On Sat, Dec 24, 2011 at 7:43 PM, Roger Frank <rfrank@rfrank.net> wrote:
By the way, if anyone ever wants to understand the analysis code, it starts in HTML, which onclicks to JavaScript, which ajaxs to PHP, which popens to Python, which is my language of choice where RE's are involved. That made it easy to reverse-engineer and bake-in the RE's that you probably used. (Don K, stop frowning!)

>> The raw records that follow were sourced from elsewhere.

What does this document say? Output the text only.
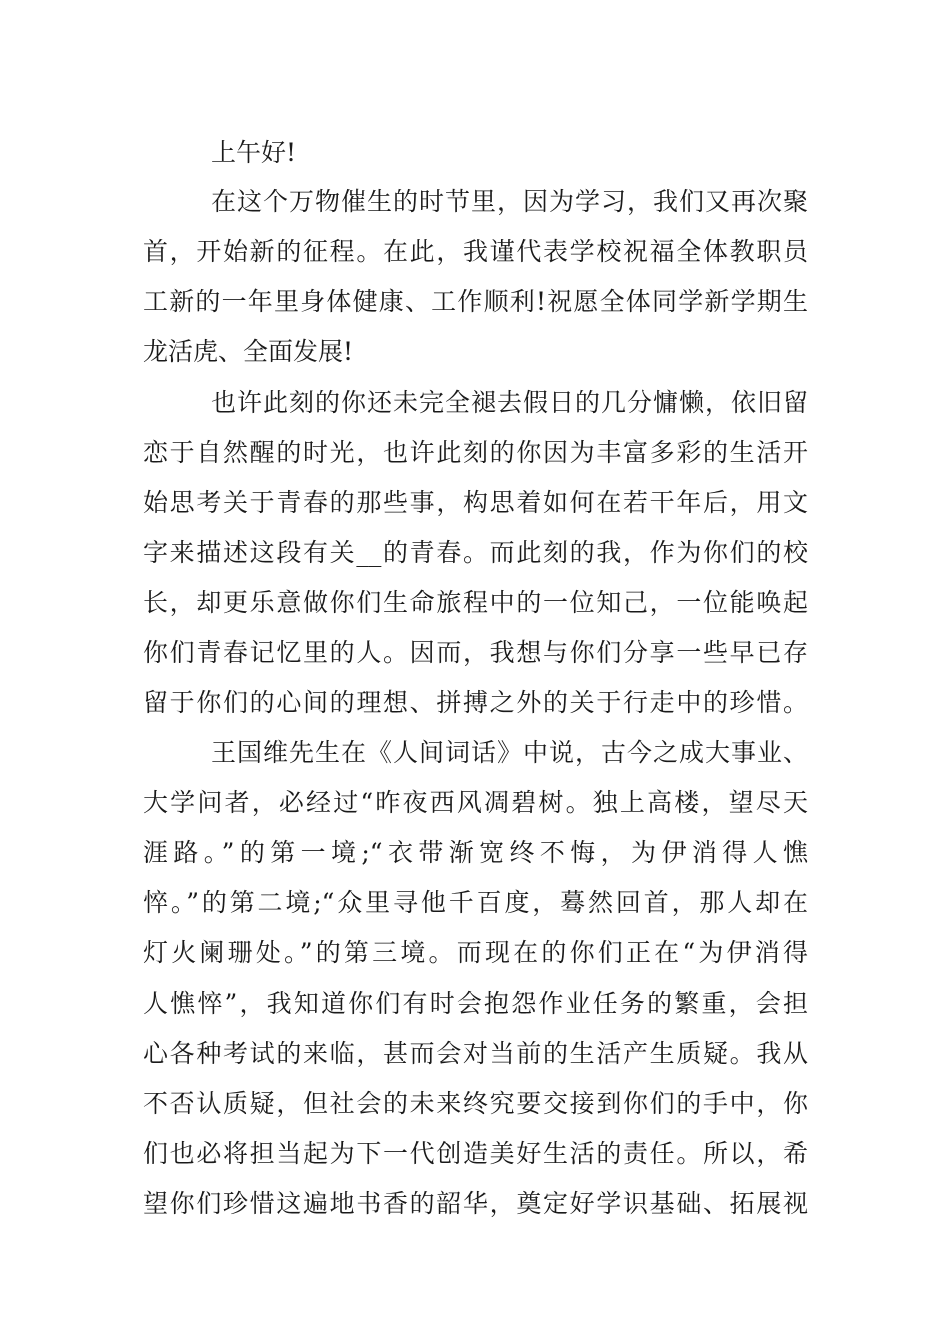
上午好!
在这个万物催生的时节里，因为学习，我们又再次聚
首，开始新的征程。在此，我谨代表学校祝福全体教职员
工新的一年里身体健康、工作顺利!祝愿全体同学新学期生
龙活虎、全面发展!
也许此刻的你还未完全褪去假日的几分慵懒，依旧留
恋于自然醒的时光，也许此刻的你因为丰富多彩的生活开
始思考关于青春的那些事，构思着如何在若干年后，用文
字来描述这段有关__的青春。而此刻的我，作为你们的校
长，却更乐意做你们生命旅程中的一位知己，一位能唤起
你们青春记忆里的人。因而，我想与你们分享一些早已存
留于你们的心间的理想、拼搏之外的关于行走中的珍惜。
王国维先生在《人间词话》中说，古今之成大事业、
大学问者，必经过“昨夜西风凋碧树。独上高楼，望尽天
涯路。”的第一境;“衣带渐宽终不悔，为伊消得人憔
悴。”的第二境;“众里寻他千百度，蓦然回首，那人却在
灯火阑珊处。”的第三境。而现在的你们正在“为伊消得
人憔悴”，我知道你们有时会抱怨作业任务的繁重，会担
心各种考试的来临，甚而会对当前的生活产生质疑。我从
不否认质疑，但社会的未来终究要交接到你们的手中，你
们也必将担当起为下一代创造美好生活的责任。所以，希
望你们珍惜这遍地书香的韶华，奠定好学识基础、拓展视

It sounds legit to me. But as in the past the bird has expressed
disdain for regexes for his own use, so it's probably more string- search-and-replace. Whatever he's comfortable with. In the Twister program I use for preparing new projects, I have a display with the text and page synchronized, and a set of external files with lists of regexes - columns are search pattern, replacement pattern, flag-set, and descriptive text. I run one pass to get counts for all of them, and then work through what is found. Some are safe for global replacement ('ist" is almost always 1st unless it's quoting German, "nth" is "11th" unless there is math, etc. I figure if it improves the text 90% of the time to execute the default replacement it's probably worth doing. I think I can correct over half the initial errors before the first proofer sees it, but not much better than that. Double-quotes are an interesting case. The editor WordPress interestingly automatically converts them to curly-quotes without even asking, and with great accuracy. It even does a great job on single-quotes. I need to look at the algorithms when I get some time. Here's one I'll solicit community improvement suggestions for. It's the regex I use to find problematic quotes. It does a pretty reliable job finding errors, and the logic to repair them is also reliable. But its ability to detect paragraph and other boundaries, and leading continuing quotes, could be better. /([^\s\(-]?)"(\s*)([^\\]*?(\\.[^\\]*)*)(\s*)("|^\r)([^\s\)\.\,\?;:-]?)/gim This is in (my one experiment with) Actionscript, which is a pretty strict superset of javascript, including regex functionality.